The Pentagon has been holding phony “arrival” ceremonies for fallen soldiers at a base in Hawaii for over seven years, according to recent statements made by the United States Department of Defense to NBC News.
For nearly a decade, military personnel transported flag-draped coffins containing the bodies of troops killed in action from seemingly just-arrived cargo planes during ceremonies near hangar 35 at Joint Base Pearl Harbor-Hickam.
In reality, however, the remains of those soldiers may have spent upwards of months in military custody before being paraded out during partially-fabricated ceremonial presentations carried out by the government’s Joint Prisoner of War Accounting Command, or JPAC.
Bill Dedman, an investigative reporter for NBC, said that the Pentagon confirmed this week “that no honored dead were in fact arriving, and that the planes used in the ceremonies often couldn't even fly but were towed into position.”
The Pentagon has since released a statement of its own clarifying the falsity of such events.
“These pre-planned ceremonies are symbolic in nature, with the purpose of honoring those Americans who made the ultimate sacrifice in support of our nation,” the Pentagon admitted.
“Part of the ceremony involves symbolically transferring the recovered remains from an aircraft to a vehicle for follow-on transportation to the lab.
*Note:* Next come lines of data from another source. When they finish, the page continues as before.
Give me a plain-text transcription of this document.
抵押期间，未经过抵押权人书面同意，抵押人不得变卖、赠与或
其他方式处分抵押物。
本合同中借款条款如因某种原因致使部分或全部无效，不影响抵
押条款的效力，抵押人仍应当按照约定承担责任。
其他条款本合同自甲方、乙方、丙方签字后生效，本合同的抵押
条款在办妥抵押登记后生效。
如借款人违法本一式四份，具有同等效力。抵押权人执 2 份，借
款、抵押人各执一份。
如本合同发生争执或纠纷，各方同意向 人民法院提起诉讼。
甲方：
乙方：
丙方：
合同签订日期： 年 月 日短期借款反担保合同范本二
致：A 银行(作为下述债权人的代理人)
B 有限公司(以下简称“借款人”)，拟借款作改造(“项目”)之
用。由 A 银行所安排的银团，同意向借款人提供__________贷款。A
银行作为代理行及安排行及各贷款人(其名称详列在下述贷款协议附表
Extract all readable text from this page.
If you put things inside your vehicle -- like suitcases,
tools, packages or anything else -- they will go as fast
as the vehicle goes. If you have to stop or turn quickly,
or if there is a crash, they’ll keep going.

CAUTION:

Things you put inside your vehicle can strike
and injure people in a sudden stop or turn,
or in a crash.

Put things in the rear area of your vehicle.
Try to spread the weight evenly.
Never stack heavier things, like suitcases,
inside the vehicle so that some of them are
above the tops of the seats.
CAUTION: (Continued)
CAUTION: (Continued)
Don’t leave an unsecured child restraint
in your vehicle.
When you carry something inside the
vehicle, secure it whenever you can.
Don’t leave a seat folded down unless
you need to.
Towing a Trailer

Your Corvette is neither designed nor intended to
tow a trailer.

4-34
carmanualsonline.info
Many times, static aircraft are used for the ceremonies, as operational requirements dictate flight schedules and aircraft availability. This transfer symbolizes the arrival of our fallen service members. It is important to note that recovered remains ceremoniously transferred from the aircraft to the CIL vehicle have been in the lab undergoing forensic analysis to determine identity,” the statement continued.
World War II veteran Jesse Baker told Dedman that he attended at least 50 of the ceremonies, and always thought the bodies of his fellow servicemen were being saluted as soon as they returned on US soil from abroad.
"If I have been fooled, I am going to be a very pissed-off citizen, because I've been going for years," Baker said. "And I know a lot of guys who are going to be pissed off. ... They're out there honoring warriors."
Rick Stone, a former deputy chief with JPAC who spoke with Dedman for the NBC report, said the reality regarding the troops’ final arrival was much less sensational that the ceremonies suggest.
“When remains are brought back by JPAC staff, Stone said, they arrive from the airport in a plastic box in an employee's private vehicle, with no ceremony,” Dedman reported after meeting with him.
"It's an open fraud inside JPAC," Stone said of the ceremonies. "But it's more than just the arrival ceremony. The fraud is really their inability to bring closure to more families. Our noble mission is to go find some of these kids, and this thing is so fouled up we don't even recognize the mission."